Also including Dummy classifier scores gives us a relatively good idea of chance level in this multilabel case.

x-tabdeveloping avatar May 09 '24 13:05 x-tabdeveloping

I would not include it in the task, but it might be interesting to just have a "random" model as a baseline.

  • A couple of thoughts. It might be worth increasing the training set size for the MLP
    • It might be fine with just KNN, alternatively we can do KNN + MLP and take the best (similar to clf)
  • It might be worth getting performance scores for subcategories (though in this case, it is 100+ right?)
  • I would also like an experiment using the base e5 just to see that larger models actually perform better

KennethEnevoldsen avatar May 09 '24 17:05 KennethEnevoldsen

E5 definitely performs better on the task than paraphrase-multilingual. I'm not sure about the subcategories, might be a bit too much for some tasks. Though we could include it if need be. In my experiments kNN uniformly performs better even with larger training set sizes. I suppose if it grows even larger it would surpass kNN, but we're already fighting performance issues with the benchmark, I think the less we have to embed the better.

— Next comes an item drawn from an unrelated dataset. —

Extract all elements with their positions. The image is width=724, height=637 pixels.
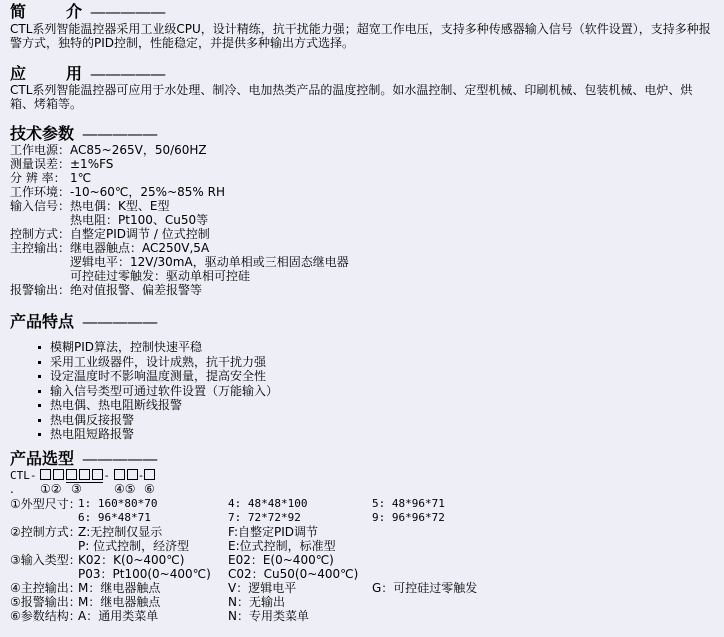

x-tabdeveloping avatar May 09 '24 18:05 x-tabdeveloping

Also specific tasks are free to use whatever they want, like if you see an MLP more fit you can specify it in the task. What are your thoughts on the PR right now @KennethEnevoldsen ? Should we merge or is there something that still should be addressed

x-tabdeveloping avatar May 10 '24 10:05 x-tabdeveloping

I believe it is fine to merge

KennethEnevoldsen avatar May 11 '24 10:05 KennethEnevoldsen